University R&D 2025 Bachelor's thesis · Bosch Rexroth Additive Manufacturing Lab

High-Density Metal 3D Printing Thesis

Invented filament formulations, pressure-sintering windows, and a “Bricklayer” toolpath that pushed filament-based metal AM toward metal injection molding density.

For six months I worked inside Bosch Rexroth’s additive manufacturing lab to answer a single question: can we make filament-based metal printing competitive with metal injection molding (MIM) that has been optimised for decades? Hitting that bar demanded a mix of material science, rigorous experimentation, and navigating a large corporate R&D environment to secure the lab time, furnaces, and metrology the project needed.

Outcome: Identified two validated print + sinter recipes that achieved densities approaching benchmark MIM parts, and introduced a new toolpath strategy that raised green-part density before sintering.
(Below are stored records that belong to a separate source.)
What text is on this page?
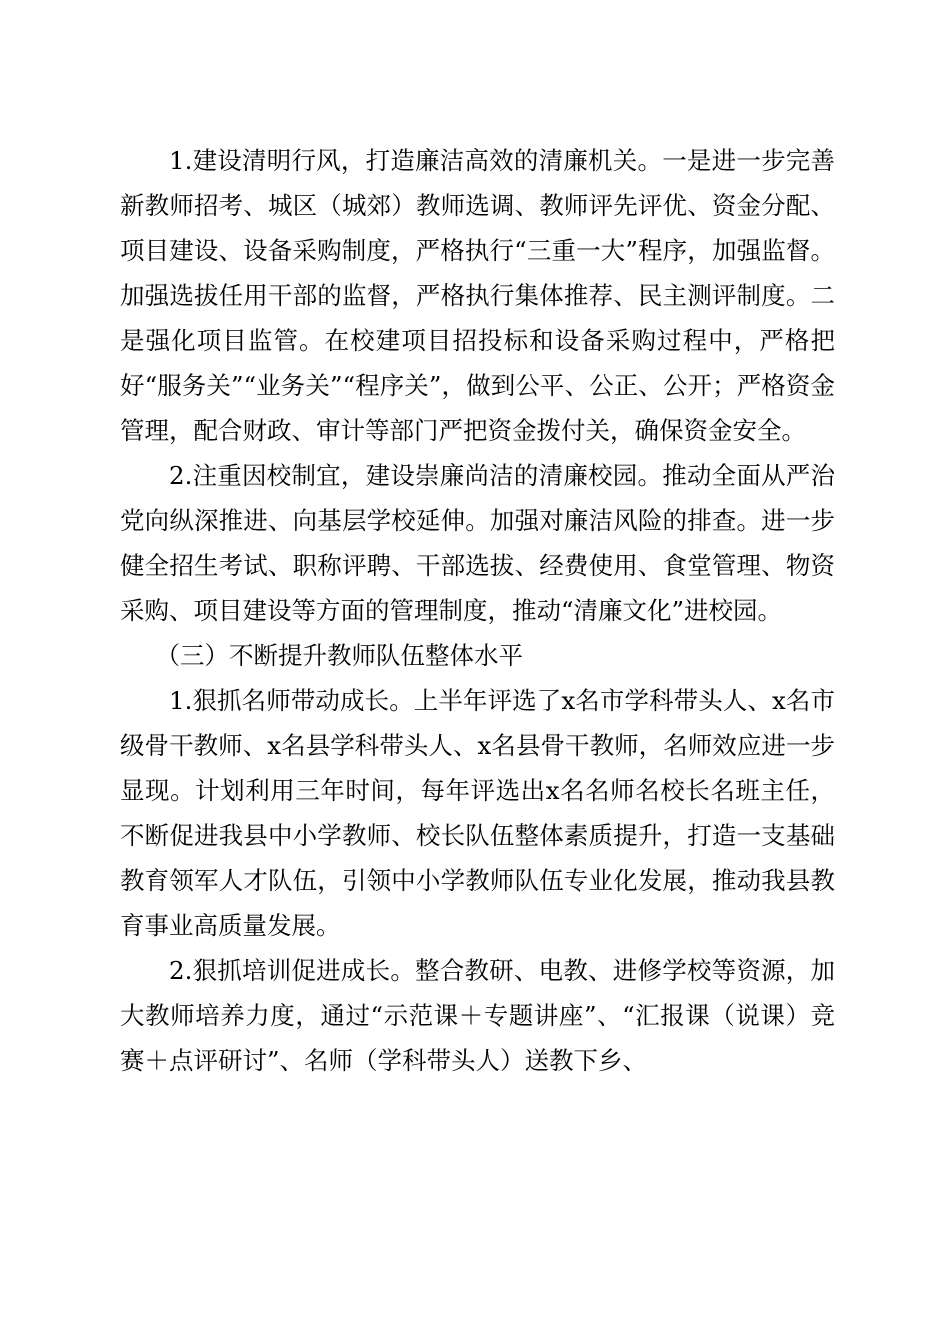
1.建设清明行风，打造廉洁高效的清廉机关。一是进一步完善新教师招考、城区（城郊）教师选调、教师评先评优、资金分配、项目建设、设备采购制度，严格执行“三重一大”程序，加强监督。加强选拔任用干部的监督，严格执行集体推荐、民主测评制度。二是强化项目监管。在校建项目招投标和设备采购过程中，严格把好“服务关”“业务关”“程序关”，做到公平、公正、公开；严格资金管理，配合财政、审计等部门严把资金拨付关，确保资金安全。

2.注重因校制宜，建设崇廉尚洁的清廉校园。推动全面从严治党向纵深推进、向基层学校延伸。加强对廉洁风险的排查。进一步健全招生考试、职称评聘、干部选拔、经费使用、食堂管理、物资采购、项目建设等方面的管理制度，推动“清廉文化”进校园。

（三）不断提升教师队伍整体水平

1.狠抓名师带动成长。上半年评选了x名市学科带头人、x名市级骨干教师、x名县学科带头人、x名县骨干教师，名师效应进一步显现。计划利用三年时间，每年评选出x名名师名校长名班主任，不断促进我县中小学教师、校长队伍整体素质提升，打造一支基础教育领军人才队伍，引领中小学教师队伍专业化发展，推动我县教育事业高质量发展。

2.狠抓培训促进成长。整合教研、电教、进修学校等资源，加大教师培养力度，通过“示范课＋专题讲座”、“汇报课（说课）竞赛＋点评研讨”、名师（学科带头人）送教下乡、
Building the Material Stack

The thesis started with custom filament development. I blended metallic powders with polymer binders, tuned plasticisers, and measured rheology to keep extrusion reliable while maximising metal content. Each recipe included detailed documentation of viscosity, shrinkage, and surface finish so I could link material behaviour with later test data.

Designing a DOE Campaign

Because each print-and-sinter cycle consumed days of lab time, guessing was not an option. I designed a fractional factorial Design of Experiments (DOE) matrix covering extrusion temperature, flow, layer height, sintering pressure, ramp rates, and dwell times. Bosch’s lab technicians helped execute the plan while I tracked sample IDs through every process step.

Introducing the “Bricklayer” Toolpath

Traditional slicers place identical line paths layer after layer, trapping voids vertically. I hypothesised that staggering every second line by half a bead width—like offset brick courses—would collapse those voids. Implementing the strategy required custom G-code post-processing and close monitoring of extrusion stability.

Pressure-Sintering Breakthroughs

Pressure-assisted sintering was the final lever. Working with Bosch furnace technicians, I tuned atmosphere composition, pressure ramps, and dwell times. Combining the DOE insights with Bricklayer prints produced two optimal recipes that delivered density values within striking distance of MIM parts.

Operating Inside a Large Organisation

The technical work only happened because I learned how to navigate Bosch’s structure. I coordinated with safety teams, scheduled scarce furnace time weeks ahead, and communicated findings to senior engineers who controlled resources.

Lessons I Took With Me

This thesis cemented my interest in high-performance manufacturing and gave me a playbook for running complex experiments while partnering with corporate R&D teams.